Researchers at the University of Birmingham have made a breakthrough discovery in the fight against tuberculosis-which is resistant to antibiotics-by detecting a new biomarker that signals response.
The biomarker which is produced as part of a small blood donation trial could help healthcare professionals target immune cells for the treatment of cases rather than settling for blood tests.
The team have identified a biomarker that can both identify individuals who are responding to treatment and indicate relapse. In a paper published today in the journal Energy Nanotechnologies the team describe how they screened candidate antibiotics with 20-25 nanograms within their blood samples for presence of the biomarker and were able to detect the presence of it.
The tests were tested in collaboration with manufacturers with collaboration programmes set up with partners and partners and it was observed that the molecules were detected using an enhanced powerful microscope (Alwassa) at the University of Birmingham.

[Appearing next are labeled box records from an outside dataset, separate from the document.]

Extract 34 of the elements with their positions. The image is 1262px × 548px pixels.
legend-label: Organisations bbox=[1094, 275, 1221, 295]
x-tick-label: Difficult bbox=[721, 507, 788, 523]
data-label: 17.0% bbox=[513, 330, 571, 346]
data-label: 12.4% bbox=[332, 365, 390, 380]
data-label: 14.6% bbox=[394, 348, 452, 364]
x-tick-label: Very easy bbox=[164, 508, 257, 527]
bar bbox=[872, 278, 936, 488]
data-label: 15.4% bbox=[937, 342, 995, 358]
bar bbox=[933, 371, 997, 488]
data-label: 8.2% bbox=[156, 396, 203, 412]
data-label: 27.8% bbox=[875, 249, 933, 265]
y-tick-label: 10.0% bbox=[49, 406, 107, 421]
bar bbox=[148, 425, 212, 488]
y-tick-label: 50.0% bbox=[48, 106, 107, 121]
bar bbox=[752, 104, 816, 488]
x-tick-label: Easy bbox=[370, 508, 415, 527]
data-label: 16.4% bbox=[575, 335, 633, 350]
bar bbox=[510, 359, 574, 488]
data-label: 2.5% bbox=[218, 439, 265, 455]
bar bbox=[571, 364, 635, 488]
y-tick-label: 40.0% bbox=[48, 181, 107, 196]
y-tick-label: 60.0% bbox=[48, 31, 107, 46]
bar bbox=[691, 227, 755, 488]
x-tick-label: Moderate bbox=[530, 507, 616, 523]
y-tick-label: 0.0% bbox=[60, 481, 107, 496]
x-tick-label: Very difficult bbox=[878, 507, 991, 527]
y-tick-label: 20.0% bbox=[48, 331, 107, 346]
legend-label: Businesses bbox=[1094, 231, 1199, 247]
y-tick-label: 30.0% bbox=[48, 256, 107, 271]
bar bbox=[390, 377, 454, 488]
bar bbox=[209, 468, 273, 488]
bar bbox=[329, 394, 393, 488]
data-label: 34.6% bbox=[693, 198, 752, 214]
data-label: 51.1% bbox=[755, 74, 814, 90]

Senior author and Head of the Bristol Nanotechnology Laboratories Dr Augustine Birchall said: Although the test with Alwassa was successful we believe it will now be important to use it in conjunction with other approaches in the fight against TB as it has already been identified in our blood samples.
We believe these tests could also form part of a much larger band of work to build up large reserves of potential biomarkers that are being sought to be developed into small fast-acting and inexpensive diagnostic measures that could help doctors to screen more quickly and accurately identify which patients would most likely relapse in the long term and which might be useful in slowing progression of the TB-causing disease.